A study conducted by The Gottman Institute found that couples who regularly weave humor and playful affection into their daily interactions are far more effective at de-escalating conflicts and maintaining long-term stability.

"We don’t stop playing because we grow old; we grow old because we stop playing." 

Laughter is the shortest and most powerful distance between two hearts; make fun a daily habit.



Take Action

Make the Most of Your Summer:

Dessert First: Break the rules one night and go out for ice cream or your favorite dessert before you eat dinner.

Questions for Connection:

What is something quirky or silly that I do that always makes you smile or laugh?

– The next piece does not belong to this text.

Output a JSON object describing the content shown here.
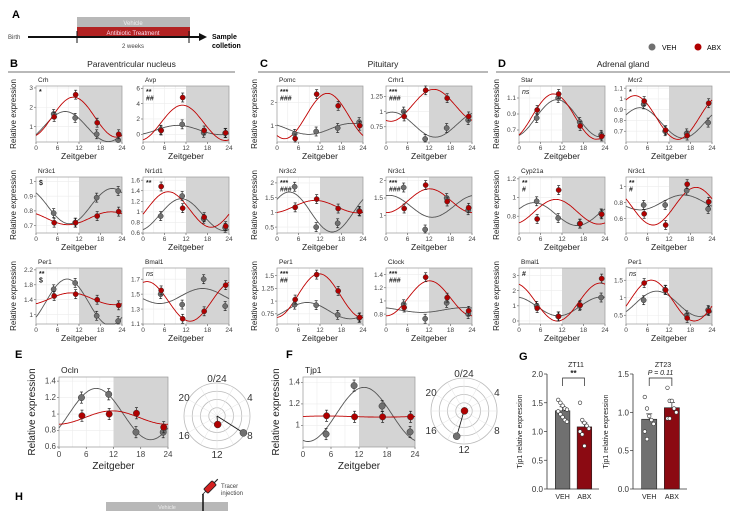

How can we intentionally bring more laughter and "play" into our daily routine this summer?

Day 5 - May 29, 2026

Building a Legacy of Connection

As we wrap up this series, I want you to fast forward in your mind to the end of August. When the weather starts to cool down and the summer is over, what kind of relational legacy do you want to look back on? 

Mandy and I want your marriage to be stronger, your communication to be clearer, and your hearts to be closer than they are right now.

To stop the "I wish I would have" moments, we have to take action today.

The healthy habits you build this summer will become the foundation for your fall and winter. Cherish the small things: holding hands in the car, leaving a kind sticky note on the mirror, offering a word of encouragement. Making the most of the moments isn’t just about grand vacations; it is about finding massive significance in the micro-moments of everyday life.

The Bible says, "Above all, clothe yourselves with love, which binds us all together in perfect harmony." — Colossians 3:14 (NLT)

Research from the Journal of Family Psychology indicates that couples who create and maintain meaningful daily rituals (like a specific way of greeting each other or a unique bedtime routine) report the highest levels of trust and relationship security.

"Enjoy the little things in life, for one day you may look back and realize they were the big things." 

The legacy of your marriage is not built in a single day, but it is built day by day through intentional choices.



Take Action

Make the Most of Your Summer:

Create a Summer Ritual: Establish one simple, recurring habit just for the two of you—like drinking coffee on the patio every Saturday morning or taking a 10-minute walk every Sunday evening.

The "Thank You" Challenge: For the next 7 days, verbally thank your spouse for one specific thing they did that day, no matter how small.

Questions for Connection:

When we look back at the end of this summer, what is the number one feeling you want us to have about our relationship?

What is one simple daily ritual we can start today that will help us stay closely bonded for the rest of our lives?